What may be considered cute in a child [it isn’t] is sexually manipulative in a 20-something, and with each subsequent decade becomes more grotesque. But, pretty young women, enjoy a brief period when they can get whatever they want by simply pouting. Of course the older you get the less it works. However, for as long as you remain cute or beautiful, you can still pull out a 撒嬌 now and then, and be rewarded by getting your way. Though their beauty may have waned, the amount a middle-aged woman whines is a pretty good indicator of their youthful looks. Lots of petulance? She was a cute young thing. If they manage to remain beautiful into middle-age, then the whingeing continues unabated.

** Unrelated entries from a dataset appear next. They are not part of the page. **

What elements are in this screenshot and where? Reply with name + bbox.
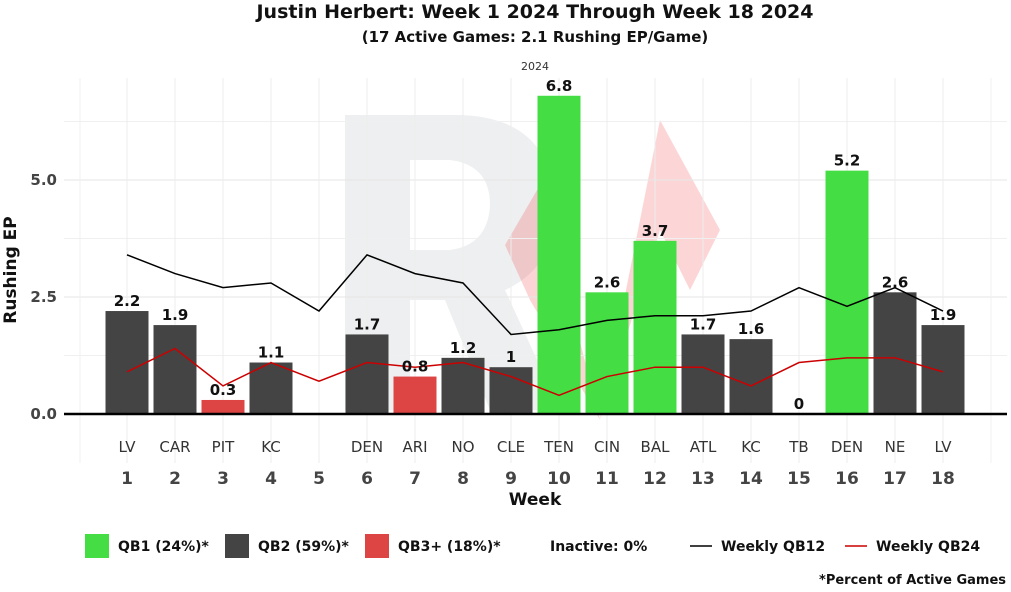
- bar-week-13: [681, 334, 725, 414]
- value-label: 2.6: [882, 273, 909, 291]
- opponent-label: DEN: [351, 438, 383, 456]
- opponent-label: TEN: [543, 438, 574, 456]
- bar-week-6: [345, 334, 389, 414]
- bars: [64, 95, 1007, 416]
- bar-week-12: [633, 240, 677, 414]
- value-label: 5.2: [834, 152, 861, 170]
- opponent-label: BAL: [641, 438, 671, 456]
- week-tick-label: 6: [361, 469, 373, 489]
- value-label: 0.3: [210, 381, 237, 399]
- bar-week-2: [153, 325, 197, 414]
- value-label: 2.2: [114, 292, 141, 310]
- legend-swatch-qb3plus: [365, 534, 389, 558]
- legend-label: QB3+ (18%)*: [398, 539, 501, 555]
- legend-inactive-label: Inactive: 0%: [550, 539, 647, 555]
- week-tick-label: 1: [121, 469, 133, 489]
- value-label: 1.6: [738, 320, 765, 338]
- bar-week-9: [489, 367, 533, 414]
- legend: QB1 (24%)* QB2 (59%)* QB3+ (18%)* Inactive:…: [85, 534, 980, 558]
- legend-swatch-qb1: [85, 534, 109, 558]
- value-label: 1: [506, 348, 516, 366]
- y-tick-label: 2.5: [30, 288, 57, 306]
- week-tick-label: 4: [265, 469, 277, 489]
- value-label: 0: [794, 395, 804, 413]
- value-label: 2.6: [594, 273, 621, 291]
- value-label: 3.7: [642, 222, 669, 240]
- watermark-logo: [345, 115, 560, 410]
- opponent-label: TB: [788, 438, 808, 456]
- opponent-label: CAR: [159, 438, 190, 456]
- legend-swatch-qb2: [225, 534, 249, 558]
- footnote: *Percent of Active Games: [819, 573, 1006, 588]
- x-axis: LV 1 CAR 2 PIT 3 KC 4 5 DEN 6 ARI 7 NO 8 CLE 9 TEN 10 CIN 11…: [119, 438, 955, 489]
- opponent-label: CIN: [594, 438, 620, 456]
- opponent-label: NE: [885, 438, 906, 456]
- bar-week-16: [825, 170, 869, 414]
- week-tick-label: 18: [931, 469, 955, 489]
- value-label: 1.2: [450, 339, 477, 357]
- value-label: 1.9: [930, 306, 957, 324]
- week-tick-label: 10: [547, 469, 571, 489]
- facet-label: 2024: [521, 60, 549, 73]
- week-tick-label: 7: [409, 469, 421, 489]
- chart-title: Justin Herbert: Week 1 2024 Through Week…: [254, 1, 813, 23]
- y-axis: 0.0 2.5 5.0: [30, 171, 57, 423]
- bar-week-10: [537, 95, 581, 414]
- opponent-label: KC: [741, 438, 761, 456]
- week-tick-label: 16: [835, 469, 859, 489]
- legend-label: QB1 (24%)*: [118, 539, 209, 555]
- value-label: 6.8: [546, 77, 573, 95]
- opponent-label: ATL: [690, 438, 717, 456]
- x-axis-title: Week: [509, 490, 562, 510]
- opponent-label: LV: [119, 438, 137, 456]
- week-tick-label: 14: [739, 469, 763, 489]
- value-label: 0.8: [402, 358, 429, 376]
- legend-label: Weekly QB24: [876, 539, 980, 555]
- week-tick-label: 12: [643, 469, 667, 489]
- series-lines: [126, 253, 944, 397]
- opponent-label: DEN: [831, 438, 863, 456]
- bar-week-4: [249, 362, 293, 414]
- week-tick-label: 13: [691, 469, 715, 489]
- value-label: 1.7: [690, 315, 717, 333]
- opponent-label: KC: [261, 438, 281, 456]
- week-tick-label: 9: [505, 469, 517, 489]
- opponent-label: PIT: [212, 438, 235, 456]
- value-label: 1.9: [162, 306, 189, 324]
- opponent-label: CLE: [497, 438, 525, 456]
- bar-week-7: [393, 376, 437, 414]
- bar-week-17: [873, 292, 917, 414]
- week-tick-label: 5: [313, 469, 325, 489]
- bar-week-18: [921, 325, 965, 414]
- bar-week-1: [105, 311, 149, 414]
- y-tick-label: 5.0: [30, 171, 57, 189]
- bar-week-11: [585, 292, 629, 414]
- series-line-weekly-qb24: [126, 347, 944, 397]
- bar-week-3: [201, 399, 245, 414]
- legend-label: QB2 (59%)*: [258, 539, 349, 555]
- y-tick-label: 0.0: [30, 405, 57, 423]
- week-tick-label: 17: [883, 469, 907, 489]
- value-labels: 2.2 1.9 0.3 1.1 1.7 0.8 1.2 1 6.8 2.6 3.7 1.7 1.6 0 5.…: [114, 77, 957, 413]
- week-tick-label: 2: [169, 469, 181, 489]
- week-tick-label: 15: [787, 469, 811, 489]
- opponent-label: ARI: [402, 438, 427, 456]
- value-label: 1.7: [354, 315, 381, 333]
- series-line-weekly-qb12: [126, 253, 944, 336]
- week-tick-label: 11: [595, 469, 619, 489]
- bar-week-14: [729, 339, 773, 414]
- chart-subtitle: (17 Active Games: 2.1 Rushing EP/Game): [362, 28, 709, 46]
- week-tick-label: 3: [217, 469, 229, 489]
- week-tick-label: 8: [457, 469, 469, 489]
- legend-label: Weekly QB12: [721, 539, 825, 555]
- opponent-label: LV: [935, 438, 953, 456]
- value-label: 1.1: [258, 344, 285, 362]
- y-axis-title: Rushing EP: [1, 216, 21, 324]
- opponent-label: NO: [451, 438, 474, 456]
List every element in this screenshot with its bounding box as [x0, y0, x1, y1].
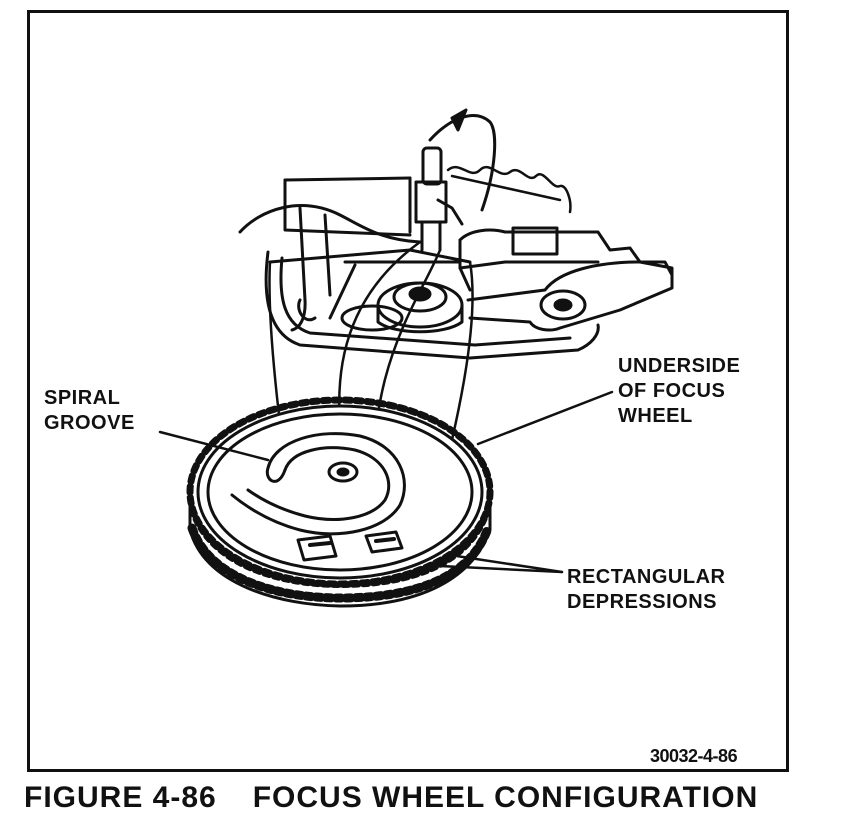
rectangular-depressions-label: RECTANGULAR DEPRESSIONS	[567, 565, 725, 615]
caption-title: FOCUS WHEEL CONFIGURATION	[252, 781, 759, 814]
underside-label-line: UNDERSIDE	[618, 355, 741, 377]
figure-frame	[27, 10, 789, 772]
figure-caption: FIGURE 4-86 FOCUS WHEEL CONFIGURATION	[24, 781, 794, 815]
rectangular-depressions	[296, 530, 404, 562]
underside-label: UNDERSIDE OF FOCUS WHEEL	[618, 354, 740, 429]
focus-wheel	[186, 396, 494, 608]
lever-arm	[466, 260, 674, 332]
spiral-groove-label-line: SPIRAL	[44, 387, 121, 409]
spring	[446, 165, 572, 214]
underside-label-line: OF FOCUS	[618, 380, 726, 402]
figure-number: 30032-4-86	[650, 746, 738, 766]
leader-lines	[158, 390, 614, 574]
spiral-groove-label-line: GROOVE	[44, 412, 135, 434]
mechanism-bracket	[238, 176, 674, 360]
shaft-assembly	[414, 108, 497, 252]
caption-figure: FIGURE 4-86	[24, 781, 217, 814]
rectangular-label-line: RECTANGULAR	[567, 566, 726, 588]
spiral-groove	[230, 432, 406, 536]
hub	[340, 281, 464, 334]
rectangular-label-line: DEPRESSIONS	[567, 591, 717, 613]
spiral-groove-label: SPIRAL GROOVE	[44, 386, 135, 436]
underside-label-line: WHEEL	[618, 405, 693, 427]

It still shocks me when I see highly successful professional career women trying to manipulate staff, clients, or bosses, with pursed lips and a plaintive tone. It makes you just want to smack them upside the head. I’m not alone in this. The behavior seems to bother many Western women even more than me. I once found myself in front of a class full of young women who demanded I explain why their female teacher was so upset with them for whining to get their way. I explain to them that women have worked hard to improve their place in society. That they fought to prove themselves the equal of men in business. That it’s been an arduous battle that isn’t finished. I then suggested that seeing a bunch of educated women mewling around like babies undercuts feminism. [I know you think I’m not the one to have delivered a message on feminism, but I am a feminist with impeccable credentials. I’ve been a lifetime committed member of the Free the Nipple movement, up on the barricades, fighting the good fight, since before it was a movement, and will continue until the day I die—and possibly for a few days after. I’m not sure how the afterlife works]. Anyway, the students couldn’t have disagreed more. They were shocked anyone would find something so cute and manifestly feminine insulting to womanhood. They were right. The 撒嬌 is a pure expression of the female in Taiwan. I have occasionally witnessed boys trying to do it. It doesn’t work. Their question was: why should women give up any weapon they have in the battle of the sexes if it gets them what they want? They were clear about what they were doing, and mercenary in intent. *Shrug* Sometimes we try, but fail to teach.

The difference in cultural attitudes surrounding 撒嬌ing was my first deeper culture shock. The first time I met a difference more profound than the traveler’s basics: Why is everyone shouting? Do you really eat that? Or, the ever popular, how does this toilet work? I’m a fan of Taiwanese women in many ways, but in this way, not so much. It’s just a game; a manipulation. But, I find it deeply annoying.